A sandboxed prompt context is the answer. A virtual environment for the LLM to “execute” in which we can easily constrain every part of the environment —

  • What files does the LLM have access to?
  • What libraries or tools are installed?
  • What credentials are mounted?
  • Which parts of the network are firewalled? Which parts aren’t?

The LLM itself isn’t sandboxed, but all of the adjacent infrastructure (running chain-of-thought workflows, dispatching plugins or extensions, or taking action otherwise) should be sandboxed. There’s a tight coupling between the LLM calls and this infrastructure.

The simplest example is a code interpreter. LLMs shouldn’t leak state by reusing REPLs.

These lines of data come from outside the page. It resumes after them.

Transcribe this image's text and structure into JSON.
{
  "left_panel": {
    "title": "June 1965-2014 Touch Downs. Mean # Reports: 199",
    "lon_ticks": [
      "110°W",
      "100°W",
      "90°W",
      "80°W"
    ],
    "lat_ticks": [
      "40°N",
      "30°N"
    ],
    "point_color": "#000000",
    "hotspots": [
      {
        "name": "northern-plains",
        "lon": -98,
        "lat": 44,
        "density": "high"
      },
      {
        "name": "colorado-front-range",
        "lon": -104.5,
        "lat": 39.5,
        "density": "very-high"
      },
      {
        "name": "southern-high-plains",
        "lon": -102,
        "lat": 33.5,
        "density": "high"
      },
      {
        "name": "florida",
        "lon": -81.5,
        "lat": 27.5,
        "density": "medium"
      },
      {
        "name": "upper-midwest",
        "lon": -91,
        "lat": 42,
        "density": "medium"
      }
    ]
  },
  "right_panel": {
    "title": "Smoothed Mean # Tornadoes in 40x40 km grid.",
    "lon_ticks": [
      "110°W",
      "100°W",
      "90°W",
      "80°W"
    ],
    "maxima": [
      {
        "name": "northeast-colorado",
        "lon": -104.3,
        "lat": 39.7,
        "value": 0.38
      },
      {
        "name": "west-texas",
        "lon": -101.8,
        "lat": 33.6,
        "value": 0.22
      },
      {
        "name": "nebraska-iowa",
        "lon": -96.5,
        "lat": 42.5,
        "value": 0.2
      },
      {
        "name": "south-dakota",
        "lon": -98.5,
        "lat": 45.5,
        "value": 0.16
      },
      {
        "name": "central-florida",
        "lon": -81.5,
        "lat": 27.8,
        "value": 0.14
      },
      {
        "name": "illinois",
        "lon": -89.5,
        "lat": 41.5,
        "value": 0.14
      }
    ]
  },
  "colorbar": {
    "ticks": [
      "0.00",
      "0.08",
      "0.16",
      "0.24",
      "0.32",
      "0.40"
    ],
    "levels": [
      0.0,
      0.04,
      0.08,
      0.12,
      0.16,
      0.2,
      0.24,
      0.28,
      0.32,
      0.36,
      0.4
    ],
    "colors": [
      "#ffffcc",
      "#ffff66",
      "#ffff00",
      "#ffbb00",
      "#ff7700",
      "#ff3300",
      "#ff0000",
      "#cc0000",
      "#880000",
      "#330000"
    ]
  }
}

A more practical example is a database connection string. It should only be exposed to certain parts of the workflow. It should never touch the prompt itself. In the markdown vulnerability, a tool to render a markdown image shouldn’t have internet access to exfiltrate data. Authorization and prompt context are two sides of the same sword.

Luckily, there are DevOps primitives like containers and WebAssembly runtimes that provide a level of isolation like this. See my list of different types of software containers for more. The tougher part: bridging the gap between these systems and the emerging LLM stack.